Dalam pernyataan itu diungkapkan secara eksplisit bahwa rakyat Lebanon telah menunggu kunjungan Paus Fransiskus. “Rakyat Lebanon menunggu kunjungan ini selama beberapa waktu untuk mengucapkan terima kasih kepada Yang Mulia (Paus Fransiskus) atas dukungannya,” katanya.
Vatikan belum secara resmi mengonfirmasi agenda kunjungan tersebut. Hal itu biasanya diumumkan menjelang pelaksanaan kunjungan. Lebanon adalah negara dengan mayoritas Muslim. Namun dari total populasi 6,8 juta orang, sepertiga di antaranya beragama Kristen. Hal itu menjadikan Lebanon sebagai rumah bagi salah satu komunitas Kristen terbesar di Timur Tengah.

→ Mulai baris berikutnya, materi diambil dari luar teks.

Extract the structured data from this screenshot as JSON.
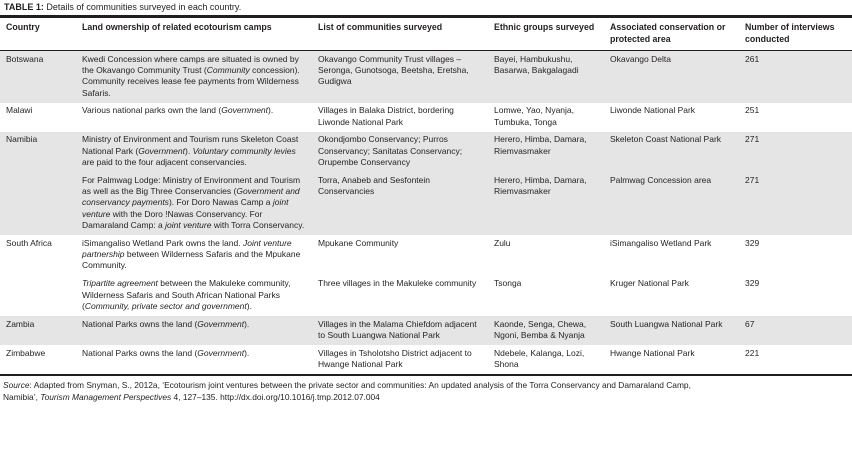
{
  "title": {
    "label": "TABLE 1:",
    "text": " Details of communities surveyed in each country."
  },
  "columns": [
    "Country",
    "Land ownership of related ecotourism camps",
    "List of communities surveyed",
    "Ethnic groups surveyed",
    "Associated conservation or protected area",
    "Number of interviews conducted"
  ],
  "rows": [
    {
      "country": "Botswana",
      "shade": true,
      "land": [
        {
          "t": "Kwedi Concession where camps are situated is owned by the Okavango Community Trust ("
        },
        {
          "t": "Community",
          "i": true
        },
        {
          "t": " concession). Community receives lease fee payments from Wilderness Safaris."
        }
      ],
      "communities": "Okavango Community Trust villages – Seronga, Gunotsoga, Beetsha, Eretsha, Gudigwa",
      "ethnic": "Bayei, Hambukushu, Basarwa, Bakgalagadi",
      "area": "Okavango Delta",
      "interviews": "261"
    },
    {
      "country": "Malawi",
      "shade": false,
      "land": [
        {
          "t": "Various national parks own the land ("
        },
        {
          "t": "Government",
          "i": true
        },
        {
          "t": ")."
        }
      ],
      "communities": "Villages in Balaka District, bordering Liwonde National Park",
      "ethnic": "Lomwe, Yao, Nyanja, Tumbuka, Tonga",
      "area": "Liwonde National Park",
      "interviews": "251"
    },
    {
      "country": "Namibia",
      "shade": true,
      "land": [
        {
          "t": "Ministry of Environment and Tourism runs Skeleton Coast National Park ("
        },
        {
          "t": "Government",
          "i": true
        },
        {
          "t": "). "
        },
        {
          "t": "Voluntary community levies",
          "i": true
        },
        {
          "t": " are paid to the four adjacent conservancies."
        }
      ],
      "communities": "Okondjombo Conservancy; Purros Conservancy; Sanitatas Conservancy; Orupembe Conservancy",
      "ethnic": "Herero, Himba, Damara, Riemvasmaker",
      "area": "Skeleton Coast National Park",
      "interviews": "271"
    },
    {
      "country": "",
      "shade": true,
      "land": [
        {
          "t": "For Palmwag Lodge: Ministry of Environment and Tourism as well as the Big Three Conservancies ("
        },
        {
          "t": "Government and conservancy payments",
          "i": true
        },
        {
          "t": "). For Doro Nawas Camp a "
        },
        {
          "t": "joint venture",
          "i": true
        },
        {
          "t": " with the Doro !Nawas Conservancy. For Damaraland Camp: a "
        },
        {
          "t": "joint venture",
          "i": true
        },
        {
          "t": " with Torra Conservancy."
        }
      ],
      "communities": "Torra, Anabeb and Sesfontein Conservancies",
      "ethnic": "Herero, Himba, Damara, Riemvasmaker",
      "area": "Palmwag Concession area",
      "interviews": "271"
    },
    {
      "country": "South Africa",
      "shade": false,
      "land": [
        {
          "t": "iSimangaliso Wetland Park owns the land. "
        },
        {
          "t": "Joint venture partnership",
          "i": true
        },
        {
          "t": " between Wilderness Safaris and the Mpukane Community."
        }
      ],
      "communities": "Mpukane Community",
      "ethnic": "Zulu",
      "area": "iSimangaliso Wetland Park",
      "interviews": "329"
    },
    {
      "country": "",
      "shade": false,
      "land": [
        {
          "t": "Tripartite agreement",
          "i": true
        },
        {
          "t": " between the Makuleke community, Wilderness Safaris and South African National Parks ("
        },
        {
          "t": "Community, private sector and government",
          "i": true
        },
        {
          "t": ")."
        }
      ],
      "communities": "Three villages in the Makuleke community",
      "ethnic": "Tsonga",
      "area": "Kruger National Park",
      "interviews": "329"
    },
    {
      "country": "Zambia",
      "shade": true,
      "land": [
        {
          "t": "National Parks owns the land ("
        },
        {
          "t": "Government",
          "i": true
        },
        {
          "t": ")."
        }
      ],
      "communities": "Villages in the Malama Chiefdom adjacent to South Luangwa National Park",
      "ethnic": "Kaonde, Senga, Chewa, Ngoni, Bemba & Nyanja",
      "area": "South Luangwa National Park",
      "interviews": "67"
    },
    {
      "country": "Zimbabwe",
      "shade": false,
      "land": [
        {
          "t": "National Parks owns the land ("
        },
        {
          "t": "Government",
          "i": true
        },
        {
          "t": ")."
        }
      ],
      "communities": "Villages in Tsholotsho District adjacent to Hwange National Park",
      "ethnic": "Ndebele, Kalanga, Lozi, Shona",
      "area": "Hwange National Park",
      "interviews": "221"
    }
  ],
  "footnote_lines": [
    [
      {
        "t": "Source",
        "i": true
      },
      {
        "t": ": Adapted from Snyman, S., 2012a, ‘Ecotourism joint ventures between the private sector and communities: An updated analysis of the Torra Conservancy and Damaraland Camp,"
      }
    ],
    [
      {
        "t": "Namibia’, "
      },
      {
        "t": "Tourism Management Perspectives",
        "i": true
      },
      {
        "t": " 4, 127–135. http://dx.doi.org/10.1016/j.tmp.2012.07.004"
      }
    ]
  ],
  "colors": {
    "shade": "#e5e5e6",
    "border": "#221e1f",
    "text": "#231f20"
  }
}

Paus Fransiskus telah menyampaikan keinginannya mengunjungi Lebanon pada berbagai kesempatan. Dia juga menyuarakan keprihatinan tentang situasi di negara yang kini terhuyung huyung di bawah krisis keuangan dan ekonomi.
Awal pekan ini Wakil Perdana Menteri Lebanon Saadeh al-Shami mengatakan, negaranya sudah menghadapi kebangkrutan. “Negara telah bangkrut seperti halnya Banque du Liban (bank sentral Lebanon). Kerugian telah terjadi dan kami akan berusaha mengurangi kerugian rakyat,” kata al-Shami saat diwawancara media lokal Al-Jadeed, dikutip Anadolu Agency, Senin (4/4/2022).
Al-Shami menjelaskan, situasi negara “tidak dapat diabaikan”, sehingga penarikan bank tidak dapat dibuka untuk semua orang. “Saya berharap kami berada dalam situasi normal,” ujarnya.
Dia mengungkapkan, kerugian bakal didistribusikan di antara negara bagian, Banque du Liban, bank-bank, dan deposan. “Tidak ada konflik pandangan tentang pembagian kerugian,” ucapnya.
Sejak akhir 2019, Lebanon telah bergulat dengan krisis ekonomi yang parah, termasuk depresiasi mata uang besar-besaran serta minimnya suplai bahan bakar dan medis. Mata uang Lebanon telah kehilangan 90 persen nilainya. Hal itu mengikis kemampuan masyarakat untuk memperoleh kebutuhan dasar, termasuk makanan, air, perawatan kesehatan, dan pendidikan.